Stability and Efficiency Enhancement of Perovskite Solar Cells Using Phenyltriethylammonium Iodide

Abstract

Controlling the perovskite film surface is key to improving both the stability and photovoltaic performance of perovskite solar cells. In particular, surface defects on the perovskite films, which are fundamental issues, must be passivated. This work presents a 2D organic material phenyltriethylammonium iodide (PTEAI) to passivate a 3D (FAPbI(3))(1-)(x)(MAPbBr(3))(x) perovskite film surface. PTEAI forms a well-matched conformal layer on the perovskite film, protecting the film surface from moisture by preventing the escape of organic ions from the film.
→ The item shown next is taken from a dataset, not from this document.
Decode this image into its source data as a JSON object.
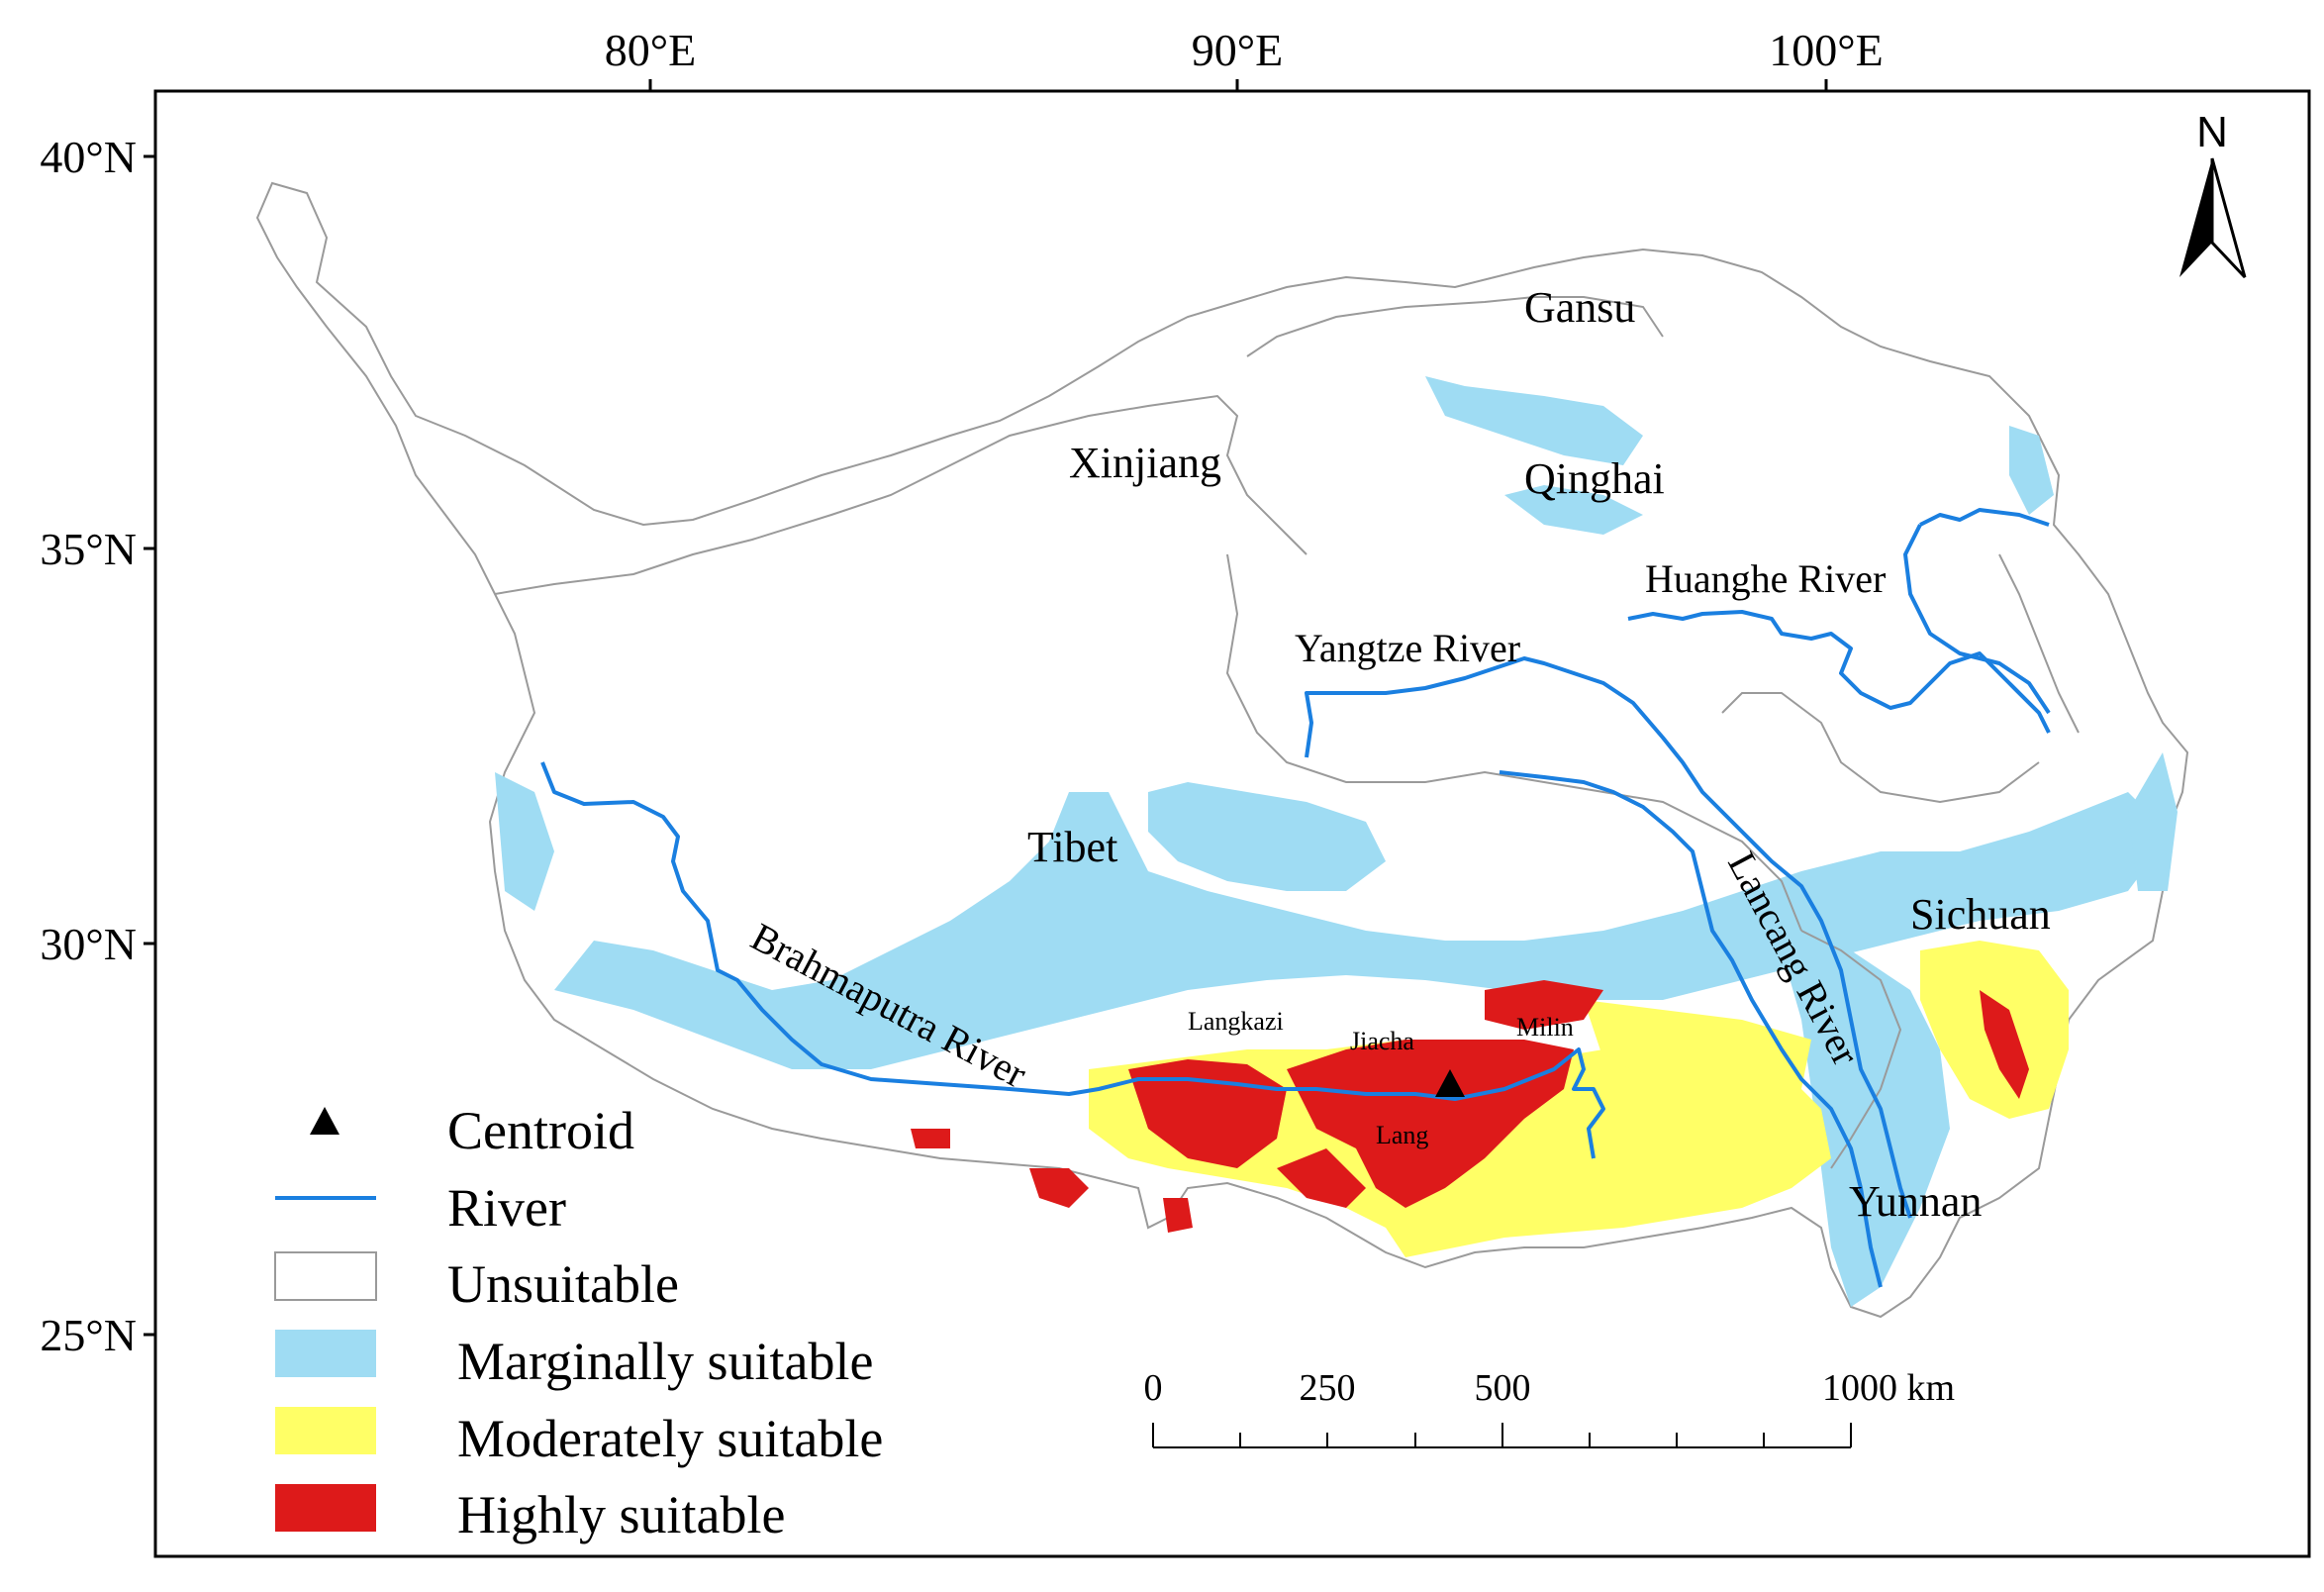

The N+ cations and I- anions in PTEAI form bonds with the locally charged perovskite surface, reducing the surface defect density as well as the impeding non-radiative recombination while enhancing carrier lifetimes. These PTEAI features facilitate significant enhancements in both the open-circuit voltage (V-OC) and fill factor (FF) of the perovskite solar cells. As a result, the champion PTEAI-based perovskite solar cell exhibits the highest power conversion efficiency of 20.2% compared with 18.8% by the pristine device. Additionally, the PTEAI-treated device retains 92% of its initial efficiency after being stored in ambient air at room temperature and a relative humidity of 40-60% for 500 h without encapsulation.